Эстетическая доминанта федоровских повестей – диссонанс, дисгармония. Рассказчик говорит словно бы сразу на нескольких языках, использует все мыслимые стилевые нюансы; причем часто тон рассказа напрочь отрешен от его предмета[509]: «Читатель, случалось ли вам сидеть на Лубянке, будь она трижды неладна и проклята? ‹…› Нет, читатель, вы не нюхали Лубянки». Если и изведал кто-нибудь из прочитавших «Жареного петуха» сразу и Лубянку, и украинскую ночь, то все же наверняка они существуют в его сознании по отдельности, а значит, причины соположения столь разных материй могут показаться загадочными.
Федоровское повествование живет словно бы само по себе, вне связи с изображаемыми событиями. Рассказчик то и дело прерывает себя, подробно рассуждает о собственной литературной технике, порою допуская рискованные сравнения с мировыми классиками: «“Илиада”: единоборства Менелая с Парисом и Ахилла с Гектором – обрамляют и фланкируют остальные события. Но поверьте мне, читатель, что у меня вовсе не прием, как у Гомера, а тоскливое и немеркнущее в памяти событие жизни, о котором я в свое время… рассказал Шаламову».

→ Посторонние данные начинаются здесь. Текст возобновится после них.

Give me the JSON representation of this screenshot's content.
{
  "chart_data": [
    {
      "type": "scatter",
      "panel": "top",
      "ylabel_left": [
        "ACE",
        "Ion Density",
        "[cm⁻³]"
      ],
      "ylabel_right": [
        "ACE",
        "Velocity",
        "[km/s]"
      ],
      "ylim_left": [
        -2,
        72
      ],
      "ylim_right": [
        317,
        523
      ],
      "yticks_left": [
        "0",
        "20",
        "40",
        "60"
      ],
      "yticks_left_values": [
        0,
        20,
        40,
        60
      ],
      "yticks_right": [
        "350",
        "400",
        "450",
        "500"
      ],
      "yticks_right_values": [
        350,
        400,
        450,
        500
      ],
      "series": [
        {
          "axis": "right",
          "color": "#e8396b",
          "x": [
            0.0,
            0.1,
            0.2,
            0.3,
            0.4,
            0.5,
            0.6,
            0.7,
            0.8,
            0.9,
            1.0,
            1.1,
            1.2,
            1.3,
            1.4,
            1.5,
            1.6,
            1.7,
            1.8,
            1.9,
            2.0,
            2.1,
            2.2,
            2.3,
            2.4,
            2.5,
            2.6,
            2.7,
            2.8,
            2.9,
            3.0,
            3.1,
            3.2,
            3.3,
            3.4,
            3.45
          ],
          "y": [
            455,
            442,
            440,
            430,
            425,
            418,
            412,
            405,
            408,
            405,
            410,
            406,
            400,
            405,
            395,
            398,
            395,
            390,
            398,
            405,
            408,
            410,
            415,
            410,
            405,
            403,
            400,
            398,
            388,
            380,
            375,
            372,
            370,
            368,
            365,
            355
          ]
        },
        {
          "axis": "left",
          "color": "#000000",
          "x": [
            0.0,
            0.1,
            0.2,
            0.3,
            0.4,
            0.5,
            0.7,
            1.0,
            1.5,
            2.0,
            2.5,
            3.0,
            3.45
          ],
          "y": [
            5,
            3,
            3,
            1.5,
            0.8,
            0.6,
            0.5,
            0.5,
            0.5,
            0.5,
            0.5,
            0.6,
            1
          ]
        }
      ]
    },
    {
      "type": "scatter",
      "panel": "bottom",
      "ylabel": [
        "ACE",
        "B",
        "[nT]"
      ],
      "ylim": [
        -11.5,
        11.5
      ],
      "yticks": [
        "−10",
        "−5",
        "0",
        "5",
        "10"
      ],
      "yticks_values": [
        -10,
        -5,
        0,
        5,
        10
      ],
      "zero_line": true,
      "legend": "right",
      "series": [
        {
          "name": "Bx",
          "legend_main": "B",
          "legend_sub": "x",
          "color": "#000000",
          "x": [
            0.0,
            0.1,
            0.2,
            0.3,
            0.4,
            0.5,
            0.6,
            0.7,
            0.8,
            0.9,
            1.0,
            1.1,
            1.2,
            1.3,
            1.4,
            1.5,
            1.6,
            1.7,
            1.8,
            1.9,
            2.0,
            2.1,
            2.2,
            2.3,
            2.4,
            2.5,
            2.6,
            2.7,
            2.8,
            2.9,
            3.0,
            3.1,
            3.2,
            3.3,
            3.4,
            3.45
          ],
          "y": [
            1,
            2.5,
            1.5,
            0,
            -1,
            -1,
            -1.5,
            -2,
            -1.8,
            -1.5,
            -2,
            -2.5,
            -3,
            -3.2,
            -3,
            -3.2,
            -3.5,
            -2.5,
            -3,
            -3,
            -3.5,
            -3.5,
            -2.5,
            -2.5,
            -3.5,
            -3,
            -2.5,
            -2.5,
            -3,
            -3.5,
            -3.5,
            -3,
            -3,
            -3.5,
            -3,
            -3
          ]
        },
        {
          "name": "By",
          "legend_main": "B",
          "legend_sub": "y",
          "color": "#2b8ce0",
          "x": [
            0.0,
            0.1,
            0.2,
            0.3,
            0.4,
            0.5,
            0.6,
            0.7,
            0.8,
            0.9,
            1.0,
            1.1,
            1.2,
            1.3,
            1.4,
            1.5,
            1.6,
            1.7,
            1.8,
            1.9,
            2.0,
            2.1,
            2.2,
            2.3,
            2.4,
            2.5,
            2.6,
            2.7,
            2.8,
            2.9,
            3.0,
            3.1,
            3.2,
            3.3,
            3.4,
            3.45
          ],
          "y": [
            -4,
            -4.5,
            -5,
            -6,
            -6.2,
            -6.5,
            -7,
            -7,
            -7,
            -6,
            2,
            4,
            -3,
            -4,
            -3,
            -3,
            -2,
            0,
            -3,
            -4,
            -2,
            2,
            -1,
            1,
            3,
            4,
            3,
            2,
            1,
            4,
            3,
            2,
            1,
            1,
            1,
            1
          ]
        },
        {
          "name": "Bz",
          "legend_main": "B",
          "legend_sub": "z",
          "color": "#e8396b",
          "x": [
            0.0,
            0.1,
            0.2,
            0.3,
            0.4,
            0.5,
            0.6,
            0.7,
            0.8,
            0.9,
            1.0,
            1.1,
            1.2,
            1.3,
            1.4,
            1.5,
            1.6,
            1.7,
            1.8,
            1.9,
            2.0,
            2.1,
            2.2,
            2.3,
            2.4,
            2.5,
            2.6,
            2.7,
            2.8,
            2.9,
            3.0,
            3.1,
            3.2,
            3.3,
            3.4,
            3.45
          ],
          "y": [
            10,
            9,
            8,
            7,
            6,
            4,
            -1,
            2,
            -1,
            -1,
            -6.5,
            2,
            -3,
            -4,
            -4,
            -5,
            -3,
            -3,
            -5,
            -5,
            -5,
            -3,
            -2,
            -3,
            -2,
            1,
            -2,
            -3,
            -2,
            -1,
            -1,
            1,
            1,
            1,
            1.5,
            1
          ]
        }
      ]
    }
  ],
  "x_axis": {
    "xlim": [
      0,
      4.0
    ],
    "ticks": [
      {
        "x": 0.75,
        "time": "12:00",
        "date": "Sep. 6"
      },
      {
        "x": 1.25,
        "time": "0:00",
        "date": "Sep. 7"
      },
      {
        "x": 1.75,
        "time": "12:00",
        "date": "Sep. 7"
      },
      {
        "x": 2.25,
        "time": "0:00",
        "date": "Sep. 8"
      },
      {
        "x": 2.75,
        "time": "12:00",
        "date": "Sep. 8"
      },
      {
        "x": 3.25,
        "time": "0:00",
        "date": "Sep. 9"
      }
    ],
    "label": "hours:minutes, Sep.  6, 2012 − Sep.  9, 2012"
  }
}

Сразу после дебюта Федорова некоторые критики поспешили зачислить его по ведомству российского постмодерна. Ведь и взаправду сплошные цитаты, нет «серьезных» оценок происходящего, так, ирония одна! Витька-то Щеглов только рад, что Лубянка его в спасительные сети свои втащила. Не то бы – прощай тихое семейное счастье! – так и пришлось ему жить от парада до парада, караулить любую возможность разглядеть силуэт Сталина на трибуне Мавзолея, снова и снова переживать приступ мистического сладострастия при виде вождя. Впервые это с Витькой случилось седьмого ноября сорок седьмого года, незадолго до спасительного ареста, положившего конец магическому инцестуозному сожительству с отцом народов.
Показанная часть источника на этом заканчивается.